Mas o líder de queixas é a apneia do sono. É uma das patologias crônicas mais prevalentes, mais que diabetes, segundo o pneumologista Barros Franco. Entre 30% a 60% dos homens acima de 45 anos roncam, e parte dos que roncam tem a apneia. Quem sofre da doença tem um relaxamento das vias aéreas superiores, com a queda maior da língua ao dormir. Sem despertar, a pessoa deixaria de respirar e, por isso, o sono reparador passa a ser um sono superficial. Podem haver dezenas de despertares durante a noite, sem que a pessoa perceba.
Atenção para o tamanho do colarinho
A polissonografia é o exame que consegue medir os despertares, a frequência e a eficiência da respiração durante o sono. O apneico do sono nem sempre tem consciência do distúrbio, que tem como sintomas principais o ronco intenso, daqueles que se ouve no quarto ao lado; sonolência diurna a ponto de prejudicar o convívio social — em geral, odeiam cinema, porque dormem durante as sessões —; e a apneia testemunhada. Sobre o último sintoma, geralmente é o parceiro de cama que observa, por isso, na hora de ir ao consultório, é melhor levar o cônjuge.
– Há também os sintomas de ganho de peso e diâmetro de pescoço largo. Homens que usam camisa acima do tamanho 42 têm sinal de depósito de gordura. Pessoas com o queixo para dentro têm mais riscos de apneia do sono, porque há mais chance de queda de língua — explicou.
Entre as formas de tratamento da apneia do sono, é comum o uso de uma máscara que manda ar sob pressão e evita a obstrução das vias respiratórias, conhecida como CPAP e indicada apenas por especialistas.

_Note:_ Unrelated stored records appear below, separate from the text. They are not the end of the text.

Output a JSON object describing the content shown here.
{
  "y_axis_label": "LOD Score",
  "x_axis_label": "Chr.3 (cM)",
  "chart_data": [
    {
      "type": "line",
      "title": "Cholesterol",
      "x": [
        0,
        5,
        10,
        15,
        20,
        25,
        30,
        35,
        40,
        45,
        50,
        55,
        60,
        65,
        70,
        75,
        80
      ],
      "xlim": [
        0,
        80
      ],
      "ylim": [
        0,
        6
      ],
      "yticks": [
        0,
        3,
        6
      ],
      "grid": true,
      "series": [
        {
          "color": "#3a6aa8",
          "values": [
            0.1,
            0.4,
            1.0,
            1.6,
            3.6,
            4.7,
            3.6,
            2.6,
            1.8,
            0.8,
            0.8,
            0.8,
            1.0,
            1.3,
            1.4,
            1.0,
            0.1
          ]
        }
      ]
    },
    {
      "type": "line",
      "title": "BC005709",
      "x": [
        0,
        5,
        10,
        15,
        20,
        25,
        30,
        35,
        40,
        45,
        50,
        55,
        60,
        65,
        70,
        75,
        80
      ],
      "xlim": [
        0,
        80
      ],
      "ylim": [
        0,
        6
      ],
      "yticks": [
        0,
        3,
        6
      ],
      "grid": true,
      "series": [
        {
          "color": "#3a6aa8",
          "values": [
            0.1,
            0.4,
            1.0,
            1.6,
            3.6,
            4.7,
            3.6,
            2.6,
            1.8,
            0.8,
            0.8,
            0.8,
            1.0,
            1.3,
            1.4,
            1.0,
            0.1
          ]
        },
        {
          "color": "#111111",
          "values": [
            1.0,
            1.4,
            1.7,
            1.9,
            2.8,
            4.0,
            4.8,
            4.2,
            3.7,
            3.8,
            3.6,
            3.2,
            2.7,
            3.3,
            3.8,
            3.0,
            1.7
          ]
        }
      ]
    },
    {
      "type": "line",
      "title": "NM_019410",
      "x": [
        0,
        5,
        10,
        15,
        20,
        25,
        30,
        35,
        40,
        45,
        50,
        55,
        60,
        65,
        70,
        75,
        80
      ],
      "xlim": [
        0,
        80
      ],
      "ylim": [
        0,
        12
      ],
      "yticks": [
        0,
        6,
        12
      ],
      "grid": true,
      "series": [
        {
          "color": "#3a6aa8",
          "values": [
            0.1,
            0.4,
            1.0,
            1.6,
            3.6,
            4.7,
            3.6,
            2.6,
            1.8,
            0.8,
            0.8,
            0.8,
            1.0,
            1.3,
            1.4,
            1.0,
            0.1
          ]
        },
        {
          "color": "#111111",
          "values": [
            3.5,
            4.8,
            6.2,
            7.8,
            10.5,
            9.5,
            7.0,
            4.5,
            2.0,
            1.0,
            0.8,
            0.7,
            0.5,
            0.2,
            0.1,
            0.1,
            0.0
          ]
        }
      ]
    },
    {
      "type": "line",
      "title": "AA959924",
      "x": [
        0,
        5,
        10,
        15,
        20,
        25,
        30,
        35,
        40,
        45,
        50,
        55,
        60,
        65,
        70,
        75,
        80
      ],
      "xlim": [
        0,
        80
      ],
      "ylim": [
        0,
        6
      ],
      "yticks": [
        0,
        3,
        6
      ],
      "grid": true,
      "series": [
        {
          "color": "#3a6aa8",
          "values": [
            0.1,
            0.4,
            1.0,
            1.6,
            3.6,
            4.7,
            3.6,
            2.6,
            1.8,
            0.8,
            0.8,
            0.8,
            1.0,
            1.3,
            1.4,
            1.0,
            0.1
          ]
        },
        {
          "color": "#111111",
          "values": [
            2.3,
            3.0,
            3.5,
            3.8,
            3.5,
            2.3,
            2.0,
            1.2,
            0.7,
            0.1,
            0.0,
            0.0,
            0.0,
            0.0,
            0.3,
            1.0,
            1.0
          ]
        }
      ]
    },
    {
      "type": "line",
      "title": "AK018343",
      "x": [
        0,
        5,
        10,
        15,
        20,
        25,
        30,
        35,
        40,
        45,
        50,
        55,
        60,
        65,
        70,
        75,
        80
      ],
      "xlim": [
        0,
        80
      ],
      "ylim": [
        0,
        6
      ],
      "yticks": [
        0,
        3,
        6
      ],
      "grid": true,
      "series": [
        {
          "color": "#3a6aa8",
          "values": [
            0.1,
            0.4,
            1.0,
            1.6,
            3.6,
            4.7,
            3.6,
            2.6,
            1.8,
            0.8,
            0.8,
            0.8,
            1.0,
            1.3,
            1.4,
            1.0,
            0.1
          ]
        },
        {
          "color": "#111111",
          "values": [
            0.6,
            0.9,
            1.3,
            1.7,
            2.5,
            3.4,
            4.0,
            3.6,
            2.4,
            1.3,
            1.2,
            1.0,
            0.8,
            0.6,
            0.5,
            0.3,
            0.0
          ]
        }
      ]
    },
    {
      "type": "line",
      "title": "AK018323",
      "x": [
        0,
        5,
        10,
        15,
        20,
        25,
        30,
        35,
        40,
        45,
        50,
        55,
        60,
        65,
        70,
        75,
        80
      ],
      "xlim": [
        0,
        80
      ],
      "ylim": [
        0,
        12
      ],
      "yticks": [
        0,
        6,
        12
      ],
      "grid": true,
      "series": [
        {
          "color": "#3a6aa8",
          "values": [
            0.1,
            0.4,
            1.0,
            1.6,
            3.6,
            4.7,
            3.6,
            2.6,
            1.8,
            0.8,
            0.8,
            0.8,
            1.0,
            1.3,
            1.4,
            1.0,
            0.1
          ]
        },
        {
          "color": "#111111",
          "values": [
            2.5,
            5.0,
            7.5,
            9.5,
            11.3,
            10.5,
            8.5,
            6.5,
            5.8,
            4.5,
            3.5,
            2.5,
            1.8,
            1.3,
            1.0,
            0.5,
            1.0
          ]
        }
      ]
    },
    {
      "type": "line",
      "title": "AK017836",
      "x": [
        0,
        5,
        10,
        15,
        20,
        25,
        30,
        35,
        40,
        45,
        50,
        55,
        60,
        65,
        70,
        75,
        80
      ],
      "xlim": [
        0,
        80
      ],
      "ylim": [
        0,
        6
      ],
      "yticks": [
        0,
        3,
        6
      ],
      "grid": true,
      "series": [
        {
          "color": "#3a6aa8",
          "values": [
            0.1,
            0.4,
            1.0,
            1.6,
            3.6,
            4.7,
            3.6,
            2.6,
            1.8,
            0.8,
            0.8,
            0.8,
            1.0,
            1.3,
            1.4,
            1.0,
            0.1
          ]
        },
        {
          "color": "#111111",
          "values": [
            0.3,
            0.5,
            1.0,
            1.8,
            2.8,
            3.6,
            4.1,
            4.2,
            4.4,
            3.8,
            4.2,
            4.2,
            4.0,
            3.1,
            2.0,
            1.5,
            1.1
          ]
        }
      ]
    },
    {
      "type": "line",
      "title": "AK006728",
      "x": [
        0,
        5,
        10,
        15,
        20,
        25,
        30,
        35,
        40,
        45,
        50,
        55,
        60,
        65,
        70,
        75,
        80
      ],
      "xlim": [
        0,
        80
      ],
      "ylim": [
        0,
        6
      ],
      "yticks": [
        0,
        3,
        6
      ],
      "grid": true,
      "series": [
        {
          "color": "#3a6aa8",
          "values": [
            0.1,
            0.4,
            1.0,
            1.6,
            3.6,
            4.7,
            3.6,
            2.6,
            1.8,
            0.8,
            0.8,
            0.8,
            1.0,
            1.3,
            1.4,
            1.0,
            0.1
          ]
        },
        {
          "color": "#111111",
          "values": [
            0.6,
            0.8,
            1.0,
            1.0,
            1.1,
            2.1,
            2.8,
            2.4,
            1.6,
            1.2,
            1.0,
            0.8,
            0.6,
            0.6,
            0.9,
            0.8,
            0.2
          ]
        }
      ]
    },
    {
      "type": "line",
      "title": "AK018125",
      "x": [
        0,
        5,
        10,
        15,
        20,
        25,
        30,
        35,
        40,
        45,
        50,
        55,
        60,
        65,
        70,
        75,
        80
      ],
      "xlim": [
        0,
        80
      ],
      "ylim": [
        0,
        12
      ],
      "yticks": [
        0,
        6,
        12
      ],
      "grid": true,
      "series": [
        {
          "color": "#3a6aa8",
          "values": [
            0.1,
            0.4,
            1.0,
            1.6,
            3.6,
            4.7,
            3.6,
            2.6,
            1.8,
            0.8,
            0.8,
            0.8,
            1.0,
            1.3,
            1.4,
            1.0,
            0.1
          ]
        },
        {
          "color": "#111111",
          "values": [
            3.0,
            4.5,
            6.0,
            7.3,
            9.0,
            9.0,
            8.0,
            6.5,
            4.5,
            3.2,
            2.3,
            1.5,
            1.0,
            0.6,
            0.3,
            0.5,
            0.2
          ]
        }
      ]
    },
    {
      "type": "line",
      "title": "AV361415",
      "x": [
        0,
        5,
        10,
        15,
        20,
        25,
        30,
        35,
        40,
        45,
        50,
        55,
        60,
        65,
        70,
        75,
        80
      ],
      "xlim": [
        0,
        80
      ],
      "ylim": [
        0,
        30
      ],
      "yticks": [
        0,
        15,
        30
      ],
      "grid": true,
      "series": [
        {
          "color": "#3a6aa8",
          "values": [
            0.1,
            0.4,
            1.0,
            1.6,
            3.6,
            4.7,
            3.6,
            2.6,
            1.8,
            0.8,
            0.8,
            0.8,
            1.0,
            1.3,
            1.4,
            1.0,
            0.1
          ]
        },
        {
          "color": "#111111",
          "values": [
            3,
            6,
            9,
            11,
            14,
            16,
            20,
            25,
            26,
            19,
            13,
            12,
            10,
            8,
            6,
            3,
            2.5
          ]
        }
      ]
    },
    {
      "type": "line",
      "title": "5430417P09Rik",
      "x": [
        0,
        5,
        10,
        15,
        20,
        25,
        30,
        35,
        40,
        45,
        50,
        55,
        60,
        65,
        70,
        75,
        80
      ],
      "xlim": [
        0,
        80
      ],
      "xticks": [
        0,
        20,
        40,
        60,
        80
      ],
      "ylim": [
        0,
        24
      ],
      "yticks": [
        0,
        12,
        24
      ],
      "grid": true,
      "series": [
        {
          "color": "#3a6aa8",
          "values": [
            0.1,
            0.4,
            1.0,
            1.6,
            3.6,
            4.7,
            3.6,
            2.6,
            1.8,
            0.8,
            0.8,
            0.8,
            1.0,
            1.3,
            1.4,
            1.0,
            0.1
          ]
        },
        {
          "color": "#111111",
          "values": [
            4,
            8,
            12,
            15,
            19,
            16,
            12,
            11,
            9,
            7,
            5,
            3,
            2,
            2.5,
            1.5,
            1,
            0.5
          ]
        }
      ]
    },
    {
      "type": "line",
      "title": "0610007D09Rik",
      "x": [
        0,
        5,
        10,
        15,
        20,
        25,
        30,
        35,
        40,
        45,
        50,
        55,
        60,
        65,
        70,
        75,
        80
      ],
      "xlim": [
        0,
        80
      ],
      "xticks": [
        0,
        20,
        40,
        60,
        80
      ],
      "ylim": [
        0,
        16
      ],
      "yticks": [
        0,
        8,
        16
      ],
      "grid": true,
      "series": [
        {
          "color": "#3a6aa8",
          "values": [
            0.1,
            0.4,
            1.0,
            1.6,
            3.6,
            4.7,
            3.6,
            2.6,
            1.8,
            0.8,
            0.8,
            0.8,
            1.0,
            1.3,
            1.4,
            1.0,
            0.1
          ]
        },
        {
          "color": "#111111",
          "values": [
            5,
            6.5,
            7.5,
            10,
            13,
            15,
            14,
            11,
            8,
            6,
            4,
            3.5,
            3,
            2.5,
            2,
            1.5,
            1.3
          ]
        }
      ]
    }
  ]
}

Tanto Dalva quanto Barros Franco concordam que nem sempre a máscara ou os remédios são a solução. A vida secundária do sono depende do que se faz na rotina acordado e, neste caso, bom comportamento é o que chamam de higiene do sono.
Primeira lição é respeitar o corpo, que é regulado para funcionar de dia e descansar à noite. Dar aos olhos a consciência da luz do dia e a falta dela ao crepúsculo ajuda o corpo na produção regular de melatonina, hormônio que induz ao descanso. O dia todo em ambientes com luz artificial, sem janelas, pode atrapalhar. Álcool pode fazer dormir, mas não um sono de qualidade, que prepara bem para o dia seguinte. Combater a obesidade com alimentação saudável, comer menos à noite e exercitar-se, de preferência, pela manhã, são outras boas ações.
– Malhar à noite é completamente antifisiológico. É importante evitar também café, chocolate e chá à noite, além do álcool como indutor do sono – destaca Barros Franco.